Quel messie le peuple juif va-t-il attendre ?
Les prophètes qui critiquent les infidélités des rois d’Israël et de Juda réorientent peu à peu l’espérance d’Israël. Le messie devient le Roi idéal qu’Israël attend, un descendant de David sur qui reposera l’Esprit du Seigneur, qui mettra un terme à la domination extérieure et fera advenir des temps nouveaux de justice et de paix (Isaïe 11 notamment). Ce messianisme prendra parfois une dimension eschatologique.
Au temps de Jésus, comment les Juifs vivent-ils cette attente du Messie ?
De manière diverse. Le livre I des Maccabées, vraisemblablement rédigé un peu avant l’an – 100, montre que les Juifs de Judée vivaient dans l’attente, sans doute, d’un nouvel Élie, afin que se réalise la prophétie de Malachie (Ma 3,23-24). Les documents découverts à Qumrân et attribués aux esséniens indiquent que ceux-ci attendaient deux « oints », l’un sacerdotal, l’autre royal et davidique, conformément à l’ordre ancien, bouleversé depuis l’exil de Babylone. Il existait aussi une attente messianique sans messie, où Dieu lui-même combattra pour son peuple et lui apportera le salut eschatologique comme l’annonçait Zacharie (Za 14).
La chute du second Temple va-t-elle modifier la pensée messianique ?
Isaïe prophétise sur l’horizon de la destruction du royaume d’Israël par les Assyriens, Jérémie et Ézéchiel à partir de l’écroulement du royaume de Juda et de l’exil babylonien. Après la destruction du second Temple par les Romains en 70, les rabbins vont chercher à comprendre comment le messianisme peut désormais s’inscrire dans l’histoire.

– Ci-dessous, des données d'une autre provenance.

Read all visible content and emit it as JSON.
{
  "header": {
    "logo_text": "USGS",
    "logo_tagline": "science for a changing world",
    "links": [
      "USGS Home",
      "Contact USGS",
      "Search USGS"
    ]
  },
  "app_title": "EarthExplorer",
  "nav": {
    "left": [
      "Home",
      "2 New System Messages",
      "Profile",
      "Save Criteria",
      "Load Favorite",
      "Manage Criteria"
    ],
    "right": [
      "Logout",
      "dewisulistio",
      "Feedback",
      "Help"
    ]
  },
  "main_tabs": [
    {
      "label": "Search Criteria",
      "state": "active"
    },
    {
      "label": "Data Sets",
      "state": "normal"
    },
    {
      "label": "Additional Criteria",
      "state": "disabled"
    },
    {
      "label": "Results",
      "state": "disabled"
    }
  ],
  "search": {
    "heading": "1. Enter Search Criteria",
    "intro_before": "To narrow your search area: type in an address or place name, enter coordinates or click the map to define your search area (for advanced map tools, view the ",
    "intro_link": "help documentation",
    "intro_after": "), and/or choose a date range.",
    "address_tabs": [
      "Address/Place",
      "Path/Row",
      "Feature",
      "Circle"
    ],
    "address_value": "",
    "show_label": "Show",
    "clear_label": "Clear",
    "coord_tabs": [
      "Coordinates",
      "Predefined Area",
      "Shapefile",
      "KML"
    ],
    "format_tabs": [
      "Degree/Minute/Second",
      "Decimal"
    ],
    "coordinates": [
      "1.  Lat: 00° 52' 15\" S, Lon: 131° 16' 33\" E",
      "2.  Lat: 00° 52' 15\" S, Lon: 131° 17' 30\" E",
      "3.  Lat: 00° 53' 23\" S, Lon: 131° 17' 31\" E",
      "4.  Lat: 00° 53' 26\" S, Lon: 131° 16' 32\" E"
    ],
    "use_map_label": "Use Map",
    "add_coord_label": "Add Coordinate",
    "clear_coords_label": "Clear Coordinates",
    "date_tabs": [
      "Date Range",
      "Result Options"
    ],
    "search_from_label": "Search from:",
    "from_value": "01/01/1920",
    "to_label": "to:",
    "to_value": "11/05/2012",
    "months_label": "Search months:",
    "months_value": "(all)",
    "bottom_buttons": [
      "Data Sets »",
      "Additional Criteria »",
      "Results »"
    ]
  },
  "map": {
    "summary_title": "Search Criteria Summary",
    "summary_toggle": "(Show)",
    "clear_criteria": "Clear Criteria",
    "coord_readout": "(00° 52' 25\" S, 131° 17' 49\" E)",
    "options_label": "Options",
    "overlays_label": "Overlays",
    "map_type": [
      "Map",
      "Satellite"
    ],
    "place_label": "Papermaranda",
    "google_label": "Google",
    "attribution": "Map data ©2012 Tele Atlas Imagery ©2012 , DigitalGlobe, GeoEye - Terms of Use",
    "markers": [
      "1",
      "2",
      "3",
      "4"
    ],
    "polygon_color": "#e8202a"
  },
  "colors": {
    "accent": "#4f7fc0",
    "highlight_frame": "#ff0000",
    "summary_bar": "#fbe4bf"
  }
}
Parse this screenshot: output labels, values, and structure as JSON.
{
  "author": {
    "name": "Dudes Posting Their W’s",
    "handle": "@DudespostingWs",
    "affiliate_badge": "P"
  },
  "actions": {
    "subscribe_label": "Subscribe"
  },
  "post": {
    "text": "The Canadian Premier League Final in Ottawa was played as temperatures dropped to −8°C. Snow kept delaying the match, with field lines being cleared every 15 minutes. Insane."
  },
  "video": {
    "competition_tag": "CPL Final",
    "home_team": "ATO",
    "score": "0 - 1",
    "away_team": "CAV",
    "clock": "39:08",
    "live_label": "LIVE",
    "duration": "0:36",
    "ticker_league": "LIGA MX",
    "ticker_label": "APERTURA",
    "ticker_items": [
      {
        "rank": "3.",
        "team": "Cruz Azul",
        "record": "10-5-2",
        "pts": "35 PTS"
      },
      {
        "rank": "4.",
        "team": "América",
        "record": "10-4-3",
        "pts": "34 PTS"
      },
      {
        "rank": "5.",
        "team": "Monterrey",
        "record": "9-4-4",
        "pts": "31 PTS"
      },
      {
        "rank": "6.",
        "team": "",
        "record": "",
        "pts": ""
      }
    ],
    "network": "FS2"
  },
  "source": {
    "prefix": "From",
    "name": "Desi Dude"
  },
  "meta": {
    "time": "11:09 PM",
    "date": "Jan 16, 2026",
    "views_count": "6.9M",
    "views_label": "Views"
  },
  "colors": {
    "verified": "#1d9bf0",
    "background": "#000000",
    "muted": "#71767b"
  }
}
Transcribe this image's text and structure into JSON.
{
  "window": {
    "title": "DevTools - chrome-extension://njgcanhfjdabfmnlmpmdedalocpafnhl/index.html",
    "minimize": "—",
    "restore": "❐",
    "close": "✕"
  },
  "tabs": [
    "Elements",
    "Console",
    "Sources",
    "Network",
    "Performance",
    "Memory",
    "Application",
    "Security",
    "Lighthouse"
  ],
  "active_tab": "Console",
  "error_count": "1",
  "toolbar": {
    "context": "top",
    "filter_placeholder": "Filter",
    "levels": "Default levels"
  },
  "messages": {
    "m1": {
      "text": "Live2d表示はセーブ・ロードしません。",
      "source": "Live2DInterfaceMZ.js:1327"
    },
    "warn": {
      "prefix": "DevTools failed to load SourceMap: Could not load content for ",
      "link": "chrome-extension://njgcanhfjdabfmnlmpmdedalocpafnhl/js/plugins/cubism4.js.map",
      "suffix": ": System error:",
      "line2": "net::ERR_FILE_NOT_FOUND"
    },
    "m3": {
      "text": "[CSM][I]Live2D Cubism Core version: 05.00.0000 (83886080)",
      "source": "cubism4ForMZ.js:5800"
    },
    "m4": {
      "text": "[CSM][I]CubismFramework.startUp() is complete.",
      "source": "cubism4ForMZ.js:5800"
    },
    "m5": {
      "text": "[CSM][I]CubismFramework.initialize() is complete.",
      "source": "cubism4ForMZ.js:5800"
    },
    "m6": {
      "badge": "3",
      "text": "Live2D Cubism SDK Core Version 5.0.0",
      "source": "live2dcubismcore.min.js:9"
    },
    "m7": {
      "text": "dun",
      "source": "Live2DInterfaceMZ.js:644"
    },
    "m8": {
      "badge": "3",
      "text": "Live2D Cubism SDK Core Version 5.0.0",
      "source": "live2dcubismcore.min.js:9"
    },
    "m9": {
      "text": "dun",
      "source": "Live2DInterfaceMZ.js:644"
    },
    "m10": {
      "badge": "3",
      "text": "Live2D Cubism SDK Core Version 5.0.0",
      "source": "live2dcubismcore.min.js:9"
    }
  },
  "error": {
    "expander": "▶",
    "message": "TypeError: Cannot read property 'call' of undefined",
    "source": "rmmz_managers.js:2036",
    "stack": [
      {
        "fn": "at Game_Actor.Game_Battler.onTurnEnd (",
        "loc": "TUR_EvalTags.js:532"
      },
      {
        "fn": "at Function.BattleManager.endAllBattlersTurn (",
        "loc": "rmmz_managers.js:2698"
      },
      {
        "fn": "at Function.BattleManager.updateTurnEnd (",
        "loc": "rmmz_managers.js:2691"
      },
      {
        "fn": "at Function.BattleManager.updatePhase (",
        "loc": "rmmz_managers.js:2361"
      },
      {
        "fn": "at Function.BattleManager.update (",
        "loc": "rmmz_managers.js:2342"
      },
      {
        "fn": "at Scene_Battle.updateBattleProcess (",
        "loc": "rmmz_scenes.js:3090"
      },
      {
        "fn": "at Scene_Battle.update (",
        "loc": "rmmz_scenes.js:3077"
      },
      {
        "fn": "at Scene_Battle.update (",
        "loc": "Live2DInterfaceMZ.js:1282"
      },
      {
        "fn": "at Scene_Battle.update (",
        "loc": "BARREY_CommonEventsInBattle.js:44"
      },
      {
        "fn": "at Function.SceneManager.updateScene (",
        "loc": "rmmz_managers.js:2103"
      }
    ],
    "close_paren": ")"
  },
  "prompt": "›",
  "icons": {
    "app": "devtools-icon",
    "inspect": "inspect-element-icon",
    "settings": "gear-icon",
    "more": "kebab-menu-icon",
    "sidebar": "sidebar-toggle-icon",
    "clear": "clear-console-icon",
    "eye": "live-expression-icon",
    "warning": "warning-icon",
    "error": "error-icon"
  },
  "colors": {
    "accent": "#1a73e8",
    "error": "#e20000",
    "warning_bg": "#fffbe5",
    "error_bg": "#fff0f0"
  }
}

Le Talmud – la Loi orale, dont la rédaction s’achève vers l’an 500 – témoigne de la complexité de leur réflexion. Avec la catastrophe que constitue pour les Juifs leur expulsion d’Espagne en 1492, des penseurs juifs vont développer l’idée d’un messianisme sans messie. « La promesse annonce un accomplissement, mais en défait d’avance la figure », commente David Banon.
Comment définir le messianisme juif ?
Ce qui le caractérise, c’est sa conception de l’attente « vécue comme une tension entre l’accompli et l’inaccompli, entre le passé et l’à-venir », explique David Banon. Il y a dans le messianisme juif « une exigence d’absolu qu’aucune réalité historique ne pourra satisfaire ». Par essence, il est « aspiration à l’impossible », « espérance », et requiert « un perpétuel dépassement ».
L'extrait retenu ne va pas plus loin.